Aghoo se redressa. Son crâne dur était rouge, son bras droit pendait comme une branche rompue, ses jambes n’avaient plus de force. Mais l’instinct opiniâtre phosphorait dans ses yeux et il avait repris la massue de la main gauche. Il la brandit une dernière fois. Avant qu’elle eût frappé, Naoh la faisait tomber à dix pas.

Et Aghoo attendit la mort. Elle était en lui déjà ; il ne comprenait pas autrement la défaite ; il se souvint avec orgueil de tout ce qu’il avait tué parmi les créatures, avant de succomber lui-même.

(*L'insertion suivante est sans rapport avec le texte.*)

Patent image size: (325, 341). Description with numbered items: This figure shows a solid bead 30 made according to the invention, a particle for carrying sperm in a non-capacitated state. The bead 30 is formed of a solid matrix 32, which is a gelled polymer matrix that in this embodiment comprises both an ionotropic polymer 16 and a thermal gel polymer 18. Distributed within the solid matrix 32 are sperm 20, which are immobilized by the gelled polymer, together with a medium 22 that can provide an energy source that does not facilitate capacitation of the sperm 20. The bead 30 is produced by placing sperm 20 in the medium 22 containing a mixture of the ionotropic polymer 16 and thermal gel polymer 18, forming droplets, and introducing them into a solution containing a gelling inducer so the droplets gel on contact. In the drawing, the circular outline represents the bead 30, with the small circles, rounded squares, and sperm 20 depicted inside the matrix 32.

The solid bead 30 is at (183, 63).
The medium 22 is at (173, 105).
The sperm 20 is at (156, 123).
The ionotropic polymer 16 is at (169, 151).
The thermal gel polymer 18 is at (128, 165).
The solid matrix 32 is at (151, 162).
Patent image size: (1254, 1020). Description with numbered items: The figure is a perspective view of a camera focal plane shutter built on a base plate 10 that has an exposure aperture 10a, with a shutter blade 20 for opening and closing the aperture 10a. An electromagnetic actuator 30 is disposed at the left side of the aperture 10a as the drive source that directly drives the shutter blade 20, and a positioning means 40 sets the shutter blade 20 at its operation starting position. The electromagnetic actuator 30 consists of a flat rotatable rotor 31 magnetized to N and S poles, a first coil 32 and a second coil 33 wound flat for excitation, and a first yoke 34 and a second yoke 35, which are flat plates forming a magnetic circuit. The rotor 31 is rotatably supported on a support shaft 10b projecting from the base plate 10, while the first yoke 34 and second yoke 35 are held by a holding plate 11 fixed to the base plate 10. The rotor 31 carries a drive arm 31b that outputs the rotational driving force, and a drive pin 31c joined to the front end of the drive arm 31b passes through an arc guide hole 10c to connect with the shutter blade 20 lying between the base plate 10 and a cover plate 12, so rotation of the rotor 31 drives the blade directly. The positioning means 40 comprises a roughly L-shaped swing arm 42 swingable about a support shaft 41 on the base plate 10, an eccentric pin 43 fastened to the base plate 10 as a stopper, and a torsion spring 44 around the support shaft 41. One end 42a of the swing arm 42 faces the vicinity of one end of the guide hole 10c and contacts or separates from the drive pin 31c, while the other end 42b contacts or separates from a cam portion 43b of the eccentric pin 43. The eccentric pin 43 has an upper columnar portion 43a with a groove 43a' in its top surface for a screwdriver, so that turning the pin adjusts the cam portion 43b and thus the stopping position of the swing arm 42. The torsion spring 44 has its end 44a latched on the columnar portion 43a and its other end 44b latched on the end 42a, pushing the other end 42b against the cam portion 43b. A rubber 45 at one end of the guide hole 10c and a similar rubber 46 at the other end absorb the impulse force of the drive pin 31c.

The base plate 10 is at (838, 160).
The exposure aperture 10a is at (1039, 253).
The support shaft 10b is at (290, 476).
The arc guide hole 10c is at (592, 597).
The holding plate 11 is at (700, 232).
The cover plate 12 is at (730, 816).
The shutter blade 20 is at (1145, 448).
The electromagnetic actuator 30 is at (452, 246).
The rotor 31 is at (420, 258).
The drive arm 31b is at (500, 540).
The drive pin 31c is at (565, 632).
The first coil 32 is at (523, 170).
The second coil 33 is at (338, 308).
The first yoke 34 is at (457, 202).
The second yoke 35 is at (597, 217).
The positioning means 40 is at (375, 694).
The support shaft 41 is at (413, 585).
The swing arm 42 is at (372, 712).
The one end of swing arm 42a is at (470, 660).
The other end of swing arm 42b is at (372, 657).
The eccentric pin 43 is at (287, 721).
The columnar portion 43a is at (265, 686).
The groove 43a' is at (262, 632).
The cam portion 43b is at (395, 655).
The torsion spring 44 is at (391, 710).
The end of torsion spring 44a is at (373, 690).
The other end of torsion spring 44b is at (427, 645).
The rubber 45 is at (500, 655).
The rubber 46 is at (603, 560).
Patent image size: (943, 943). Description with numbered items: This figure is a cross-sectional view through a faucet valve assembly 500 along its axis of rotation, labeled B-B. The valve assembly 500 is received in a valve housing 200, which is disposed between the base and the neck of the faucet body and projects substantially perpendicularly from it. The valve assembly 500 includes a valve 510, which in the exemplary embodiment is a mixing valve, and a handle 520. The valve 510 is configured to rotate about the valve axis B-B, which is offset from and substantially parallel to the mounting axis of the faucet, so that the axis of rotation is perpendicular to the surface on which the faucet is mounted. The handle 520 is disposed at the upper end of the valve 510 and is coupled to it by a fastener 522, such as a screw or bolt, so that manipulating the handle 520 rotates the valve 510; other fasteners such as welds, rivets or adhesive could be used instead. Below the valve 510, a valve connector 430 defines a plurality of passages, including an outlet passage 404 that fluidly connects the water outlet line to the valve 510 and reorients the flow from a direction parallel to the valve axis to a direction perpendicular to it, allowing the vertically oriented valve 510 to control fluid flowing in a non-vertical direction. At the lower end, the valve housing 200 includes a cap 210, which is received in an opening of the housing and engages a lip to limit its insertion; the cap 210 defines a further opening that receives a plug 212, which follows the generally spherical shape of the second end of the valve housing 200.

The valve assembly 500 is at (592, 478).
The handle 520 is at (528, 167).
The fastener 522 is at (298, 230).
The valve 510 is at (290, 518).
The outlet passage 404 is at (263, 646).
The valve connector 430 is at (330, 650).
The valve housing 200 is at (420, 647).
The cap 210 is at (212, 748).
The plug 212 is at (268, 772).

— Aghoo a écrasé la tête et le cœur de ses ennemis ! murmura-t-il. Il n’a jamais laissé vivre ceux qui lui ont disputé le butin ou la proie. Tous les Oulhamr tremblaient devant lui.

C’était le cri de sa conscience obscure et, s’il avait pu se réjouir dans la défaite, il se serait réjoui. Du moins sentait-il la vertu de n’avoir jamais fait grâce, d’avoir toujours anéanti le piège qu’est la rancune du vaincu. Ainsi ses jours lui semblaient sans reproche… Lorsque le premier coup de mort retentit sur son crâne, il ne poussa pas une plainte ; il n’en poussa que lorsque la pensée eut disparu, qu’il ne resta qu’une chair chaude dont la massue de Naoh éteignait les derniers tressaillements.

Ensuite, le vainqueur alla achever les deux autres frères.

Et il sembla que la puissance des fils de l’Aurochs fût entrée en lui. Il se tourna vers la rivière, il écouta gronder son cœur ; les temps étaient à lui ! Il n’en voyait plus la fin.